Mes poules sont là pour embellir notre quotidien, et y réussissent parfaitement bien.
Cela dit, je me suis sentie obligée d’aller leur parler.
Comme d’habitude lorsque j’entre dans leur enclos, elles arrivent au pas de course.
Ce qui est extrêmement drôle sachant que les plus rondes d’entre elles ont l’air d’être construites sur roulement à billes lorsqu’elles galopent.

Entourée de mes quatre ouailles, je les ai sermonnées:
- Bon, les filles… je ne voudrais surtout pas vous mettre la pression, mais là, quand même, il faudrait faire un léger effort. C’est vrai: vous avez une vie de rêve, vous êtes pourries-gâtées, bichonnées, protégées… et je suis ravie de voir que vous en profitez.
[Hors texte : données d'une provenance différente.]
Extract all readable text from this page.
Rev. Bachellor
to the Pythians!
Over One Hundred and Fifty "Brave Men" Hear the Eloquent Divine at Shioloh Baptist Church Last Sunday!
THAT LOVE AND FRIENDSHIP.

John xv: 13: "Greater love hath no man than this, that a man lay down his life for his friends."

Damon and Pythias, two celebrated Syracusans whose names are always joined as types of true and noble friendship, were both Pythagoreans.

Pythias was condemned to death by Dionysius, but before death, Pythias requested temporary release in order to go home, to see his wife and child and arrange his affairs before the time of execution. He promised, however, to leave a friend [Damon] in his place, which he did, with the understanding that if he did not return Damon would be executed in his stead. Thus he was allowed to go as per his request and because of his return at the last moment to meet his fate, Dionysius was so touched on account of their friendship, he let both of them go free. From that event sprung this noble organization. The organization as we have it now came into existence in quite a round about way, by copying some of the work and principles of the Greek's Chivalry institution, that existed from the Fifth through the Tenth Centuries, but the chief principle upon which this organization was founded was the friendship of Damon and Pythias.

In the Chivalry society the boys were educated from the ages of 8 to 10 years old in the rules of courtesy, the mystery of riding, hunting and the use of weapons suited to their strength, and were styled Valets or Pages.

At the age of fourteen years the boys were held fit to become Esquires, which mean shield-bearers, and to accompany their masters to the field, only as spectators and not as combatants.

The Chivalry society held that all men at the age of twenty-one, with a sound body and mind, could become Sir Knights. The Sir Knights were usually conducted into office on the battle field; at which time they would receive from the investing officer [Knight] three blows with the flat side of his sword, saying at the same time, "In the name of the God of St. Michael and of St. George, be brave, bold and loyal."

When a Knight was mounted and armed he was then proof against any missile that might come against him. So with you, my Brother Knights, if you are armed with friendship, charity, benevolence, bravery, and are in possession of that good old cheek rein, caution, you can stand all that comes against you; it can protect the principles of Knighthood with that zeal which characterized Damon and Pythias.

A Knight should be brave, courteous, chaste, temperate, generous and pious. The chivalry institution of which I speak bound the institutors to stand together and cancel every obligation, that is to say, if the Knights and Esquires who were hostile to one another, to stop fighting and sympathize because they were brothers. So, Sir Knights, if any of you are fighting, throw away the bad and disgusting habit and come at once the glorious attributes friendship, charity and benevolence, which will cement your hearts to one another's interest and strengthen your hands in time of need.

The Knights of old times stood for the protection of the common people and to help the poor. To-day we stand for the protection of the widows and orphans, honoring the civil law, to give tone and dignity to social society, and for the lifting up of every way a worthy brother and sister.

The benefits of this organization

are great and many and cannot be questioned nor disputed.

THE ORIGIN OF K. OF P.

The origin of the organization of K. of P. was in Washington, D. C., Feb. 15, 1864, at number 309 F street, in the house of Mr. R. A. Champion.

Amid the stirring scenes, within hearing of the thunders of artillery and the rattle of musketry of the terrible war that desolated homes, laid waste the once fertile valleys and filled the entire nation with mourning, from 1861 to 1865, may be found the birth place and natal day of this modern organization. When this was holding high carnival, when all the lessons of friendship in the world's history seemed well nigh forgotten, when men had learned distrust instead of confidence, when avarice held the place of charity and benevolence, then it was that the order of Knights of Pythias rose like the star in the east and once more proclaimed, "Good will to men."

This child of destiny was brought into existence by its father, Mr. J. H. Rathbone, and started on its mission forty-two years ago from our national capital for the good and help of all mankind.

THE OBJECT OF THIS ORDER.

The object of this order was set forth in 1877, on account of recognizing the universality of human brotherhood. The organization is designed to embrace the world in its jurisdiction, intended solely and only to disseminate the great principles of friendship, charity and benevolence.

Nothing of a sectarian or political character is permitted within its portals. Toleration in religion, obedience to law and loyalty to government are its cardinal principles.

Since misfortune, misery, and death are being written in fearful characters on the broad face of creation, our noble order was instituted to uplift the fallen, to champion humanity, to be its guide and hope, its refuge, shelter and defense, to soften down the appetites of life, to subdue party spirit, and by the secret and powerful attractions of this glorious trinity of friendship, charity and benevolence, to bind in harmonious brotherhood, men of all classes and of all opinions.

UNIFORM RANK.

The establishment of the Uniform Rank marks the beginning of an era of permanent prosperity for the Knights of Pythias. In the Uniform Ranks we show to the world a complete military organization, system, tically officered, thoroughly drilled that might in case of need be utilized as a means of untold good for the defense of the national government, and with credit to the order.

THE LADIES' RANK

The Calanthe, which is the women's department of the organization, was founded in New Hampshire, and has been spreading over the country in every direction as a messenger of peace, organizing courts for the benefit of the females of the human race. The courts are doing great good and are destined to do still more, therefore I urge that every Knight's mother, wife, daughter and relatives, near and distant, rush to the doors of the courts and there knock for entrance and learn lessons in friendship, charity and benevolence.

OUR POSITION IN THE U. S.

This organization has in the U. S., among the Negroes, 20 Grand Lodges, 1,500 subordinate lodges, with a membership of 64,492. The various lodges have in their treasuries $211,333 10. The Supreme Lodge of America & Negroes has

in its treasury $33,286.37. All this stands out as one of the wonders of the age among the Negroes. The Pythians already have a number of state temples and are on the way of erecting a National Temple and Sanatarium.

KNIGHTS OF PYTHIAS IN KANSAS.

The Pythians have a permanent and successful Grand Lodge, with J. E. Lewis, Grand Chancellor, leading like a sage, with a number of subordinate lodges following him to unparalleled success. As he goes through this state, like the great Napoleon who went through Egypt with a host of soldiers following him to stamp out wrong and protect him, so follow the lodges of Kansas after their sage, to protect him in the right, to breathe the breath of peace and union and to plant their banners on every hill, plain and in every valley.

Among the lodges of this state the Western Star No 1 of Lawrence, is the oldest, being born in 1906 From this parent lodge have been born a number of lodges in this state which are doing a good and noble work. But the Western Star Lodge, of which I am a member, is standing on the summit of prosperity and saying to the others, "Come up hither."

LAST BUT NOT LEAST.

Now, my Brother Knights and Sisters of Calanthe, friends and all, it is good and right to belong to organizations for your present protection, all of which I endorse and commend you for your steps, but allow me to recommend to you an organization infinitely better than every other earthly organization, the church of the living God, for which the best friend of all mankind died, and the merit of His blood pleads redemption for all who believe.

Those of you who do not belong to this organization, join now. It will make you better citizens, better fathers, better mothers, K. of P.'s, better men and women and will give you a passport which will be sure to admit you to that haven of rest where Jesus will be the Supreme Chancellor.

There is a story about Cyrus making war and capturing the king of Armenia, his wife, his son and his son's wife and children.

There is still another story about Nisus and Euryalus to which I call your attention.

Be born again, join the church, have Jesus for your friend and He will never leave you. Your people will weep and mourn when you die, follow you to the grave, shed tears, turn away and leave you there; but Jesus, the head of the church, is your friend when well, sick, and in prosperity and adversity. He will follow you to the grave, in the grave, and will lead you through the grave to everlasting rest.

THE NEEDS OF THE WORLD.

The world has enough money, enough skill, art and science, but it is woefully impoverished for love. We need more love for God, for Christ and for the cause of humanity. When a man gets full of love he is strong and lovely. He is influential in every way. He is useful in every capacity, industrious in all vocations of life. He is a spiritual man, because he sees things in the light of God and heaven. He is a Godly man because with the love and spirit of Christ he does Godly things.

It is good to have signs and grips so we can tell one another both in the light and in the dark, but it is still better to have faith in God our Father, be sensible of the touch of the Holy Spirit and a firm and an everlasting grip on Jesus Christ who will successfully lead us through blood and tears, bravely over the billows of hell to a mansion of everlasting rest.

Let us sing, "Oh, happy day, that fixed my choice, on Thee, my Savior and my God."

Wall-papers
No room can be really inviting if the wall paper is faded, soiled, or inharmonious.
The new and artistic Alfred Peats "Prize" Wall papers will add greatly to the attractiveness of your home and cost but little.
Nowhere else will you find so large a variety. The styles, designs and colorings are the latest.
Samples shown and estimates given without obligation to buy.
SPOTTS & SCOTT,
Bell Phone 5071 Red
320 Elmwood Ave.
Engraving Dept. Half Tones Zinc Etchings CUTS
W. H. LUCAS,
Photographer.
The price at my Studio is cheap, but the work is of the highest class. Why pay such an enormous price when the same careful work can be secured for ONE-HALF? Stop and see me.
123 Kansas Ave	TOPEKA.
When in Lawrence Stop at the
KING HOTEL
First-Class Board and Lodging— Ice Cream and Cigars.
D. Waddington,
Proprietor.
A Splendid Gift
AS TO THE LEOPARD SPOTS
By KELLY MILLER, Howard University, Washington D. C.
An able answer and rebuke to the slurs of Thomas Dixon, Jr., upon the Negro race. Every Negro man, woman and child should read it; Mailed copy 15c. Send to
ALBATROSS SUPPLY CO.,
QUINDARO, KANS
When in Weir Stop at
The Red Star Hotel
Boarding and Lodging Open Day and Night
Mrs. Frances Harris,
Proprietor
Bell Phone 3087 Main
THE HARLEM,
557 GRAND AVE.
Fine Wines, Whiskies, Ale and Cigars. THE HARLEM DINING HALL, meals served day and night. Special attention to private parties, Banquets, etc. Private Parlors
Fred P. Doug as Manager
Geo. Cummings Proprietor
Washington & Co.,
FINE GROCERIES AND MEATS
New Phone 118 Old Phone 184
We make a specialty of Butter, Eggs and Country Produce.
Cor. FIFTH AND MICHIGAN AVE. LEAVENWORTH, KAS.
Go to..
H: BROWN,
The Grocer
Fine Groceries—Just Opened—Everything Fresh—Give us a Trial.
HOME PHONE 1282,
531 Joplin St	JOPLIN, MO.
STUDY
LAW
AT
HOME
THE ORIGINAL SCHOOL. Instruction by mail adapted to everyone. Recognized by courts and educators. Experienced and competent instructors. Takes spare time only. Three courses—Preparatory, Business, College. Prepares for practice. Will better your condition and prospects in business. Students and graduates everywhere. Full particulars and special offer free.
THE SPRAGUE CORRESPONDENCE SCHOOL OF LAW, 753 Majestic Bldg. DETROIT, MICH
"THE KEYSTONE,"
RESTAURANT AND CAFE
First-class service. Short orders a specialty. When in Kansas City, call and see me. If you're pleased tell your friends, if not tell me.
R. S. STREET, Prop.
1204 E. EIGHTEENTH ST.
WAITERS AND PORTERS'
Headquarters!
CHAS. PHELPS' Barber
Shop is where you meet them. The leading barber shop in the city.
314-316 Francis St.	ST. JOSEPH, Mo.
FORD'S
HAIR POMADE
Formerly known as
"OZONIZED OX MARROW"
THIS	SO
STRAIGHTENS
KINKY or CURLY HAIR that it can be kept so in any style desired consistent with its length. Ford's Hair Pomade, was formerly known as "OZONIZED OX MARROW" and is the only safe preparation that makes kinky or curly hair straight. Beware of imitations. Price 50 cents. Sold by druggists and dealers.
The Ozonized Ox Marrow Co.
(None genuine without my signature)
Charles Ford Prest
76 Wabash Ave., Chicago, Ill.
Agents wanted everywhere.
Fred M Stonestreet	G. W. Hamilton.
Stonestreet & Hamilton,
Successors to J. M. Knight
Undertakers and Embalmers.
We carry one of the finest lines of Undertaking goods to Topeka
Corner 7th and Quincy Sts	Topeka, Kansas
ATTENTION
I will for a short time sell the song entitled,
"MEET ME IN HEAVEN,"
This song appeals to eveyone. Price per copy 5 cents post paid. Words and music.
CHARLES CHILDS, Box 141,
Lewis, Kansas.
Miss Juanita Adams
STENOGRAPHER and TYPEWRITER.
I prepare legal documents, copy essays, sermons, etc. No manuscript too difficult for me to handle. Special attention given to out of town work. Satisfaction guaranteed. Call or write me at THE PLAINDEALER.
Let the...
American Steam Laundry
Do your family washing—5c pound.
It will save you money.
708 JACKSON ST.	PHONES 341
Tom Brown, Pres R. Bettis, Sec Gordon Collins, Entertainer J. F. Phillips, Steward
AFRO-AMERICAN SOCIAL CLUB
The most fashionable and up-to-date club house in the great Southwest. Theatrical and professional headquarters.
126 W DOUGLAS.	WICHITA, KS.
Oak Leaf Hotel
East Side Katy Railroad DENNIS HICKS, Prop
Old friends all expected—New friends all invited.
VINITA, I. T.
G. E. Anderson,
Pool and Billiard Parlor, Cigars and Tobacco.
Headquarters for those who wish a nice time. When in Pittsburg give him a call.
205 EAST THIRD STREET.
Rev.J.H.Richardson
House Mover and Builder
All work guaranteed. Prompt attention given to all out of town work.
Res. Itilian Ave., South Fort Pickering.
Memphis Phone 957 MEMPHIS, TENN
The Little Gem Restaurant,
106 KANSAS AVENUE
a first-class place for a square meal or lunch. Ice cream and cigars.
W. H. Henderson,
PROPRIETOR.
Mais votre vocation initiale, il ne faudrait pas l’oublier, c’est de P-O-N-D-R-E!

Regards perplexes de mon mini troupeau, qui m’observe avec attention… se demandant quand je vais me décider à lui donner les friandises espérées dont je suis porteuse à chacune de mes visites.
Je regarde Kaki.
Son traitement est terminé, mais elle a toujours ces grosseurs sur le haut du bec, qui me font dire que nous allons retourner chez le vétérinaire pour un petit bilan.
Pendant 15 jours, chaque matin, mon Capitaine et moi lui avons donné son médicament à la seringue.
Depuis, elle semble avoir compris que nous ne lui voulons que du bien, et accourt à ma rencontre dès que j’arrive, se laissant caresser lorsqu’elle est de bonne humeur.
Ces gallinacés dont on m’avait toujours dit qu’ils sont parfaitement stupides et inintéressants se révèlent attachants au possible.
Quand je leur parle, mes quatre petites emplumées gloussent gentiment, histoire de me montrer qu’elles s’amusent des sons étranges qui sortent de ma bouche.
Devant autant d’attentions, impossible de rester de marbre.
Je leur ai souri et leur ai donné les miettes de pain enrichies de quelques raisins découpés que je leur avais apportés.
Finalement, l’oeuf n’est pas si important…
Mais je leur ai malgré tout précisé, en quittant l’enclos:
- Bon, faites ce que vous pouvez. Mais n’oubliez quand même pas que je joue ma réputation, moi…

Martine Bernier

2 réponses à Le sermon

  • Jean-Louis LANDRIVON:

    Bonjour Madame
    Je lis régulièrement et apprécie les petites perles que vous nous offrez.
    Pour vos poules… un coq ne serait-il pas utile…???
    Bien cordialement

    • Martine Bernier:

      Bonjour, Monsieur, et merci pour votre message!
      Un coq… j’y ai pensé… mais je crains les réactions de nos voisins si nous héritons d’un Pavarotti en puissance!
      Avez-vous vous-même des poules?